Japan Aircon King Daikin: Custom Chips for Energy Savings
Updated: Jan 5
[Edited] Daikin Industries, the renowned Japanese air conditioner manufacturer, is exploring the use of custom-made semiconductors to optimize energy efficiency in its products.
As companies increasingly turn to bespoke chip designs to enhance performance, Daikin aims to leverage custom chips to achieve energy savings.
While tech giants like Apple and Amazon invest heavily in custom cutting-edge chips, companies relying on legacy chips are also recognizing the benefits of introducing custom silicon. Daikin, based in Osaka, plans to collaborate with a Japanese design company to customize logic chips for the inverters used in their air conditioners.

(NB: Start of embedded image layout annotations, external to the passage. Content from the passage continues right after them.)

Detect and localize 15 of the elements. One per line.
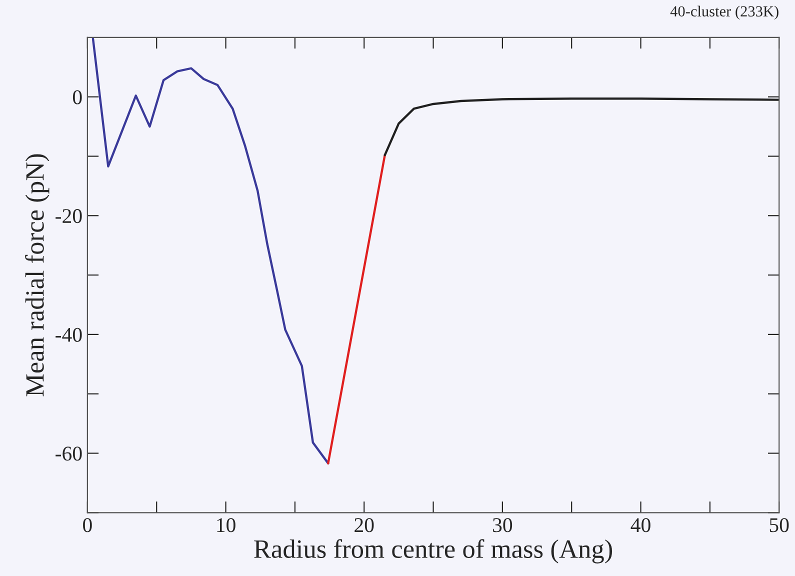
x-tick-label: 40 [630,518,650,532]
x-tick-label: 50 [770,518,789,532]
y-axis-title: Mean radial force (pN) [25,154,50,396]
text: 40-cluster (233K) [670,6,778,20]
line-series [384,98,780,156]
x-tick-label: 20 [354,518,374,532]
x-tick-label: 30 [493,518,512,532]
line-series [92,38,330,464]
y-tick-label: -60 [56,446,82,461]
x-axis-title: Radius from centre of mass (Ang) [254,539,612,564]
y-tick-label: -40 [56,328,82,342]
x-tick-label: 10 [217,518,236,532]
y-tick-label: -20 [56,209,82,224]
x-tick-label: 0 [83,518,92,532]
y-tick-label: 0 [72,90,82,104]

Inverters play a crucial role in adjusting the speed of an air conditioner's motor to conserve energy. While they are standard in Japan and the European Union, they are less common in the United States. Daikin believes that custom chips, although more expensive than off-the-shelf alternatives, offer superior energy efficiency and enable a reduction in the use of other components.
Yuji Yoneda, the general manager of Daikin's technology and innovation center, emphasized the importance of improving chip performance to fully unleash the potential of an air conditioner's compressor and motor. He stated in an interview that without enhancing chip performance, there will be limitations.
Daikin plans to introduce these custom chips in high-end air conditioners starting from 2025 and aims to incorporate them into approximately 20% of their units by the end of the decade. Additionally, the company is also working on customized power modules that assist in managing the electricity supply of their air conditioners.
To facilitate the customization process, Daikin has been recruiting engineers from the chip industry. This move comes as the company faces competition due to significant investments in the domestic semiconductor industry.
Daikin anticipates that an increased focus on energy efficiency will propel their growth. The International Energy Agency predicts that the global demand for air conditioners will more than triple to 5.6 billion units by 2050. By prioritizing energy-saving technologies, Daikin aims to position itself as a leader in the industry.
Daikin Industries is exploring the use of custom-made semiconductors for energy savings in their air conditioners.
They plan to partner with a Japanese design company to customise logic chips for their air conditioner inverters.
The custom chips, manufactured by TSMC, offer better energy efficiency and reduce the need for other components.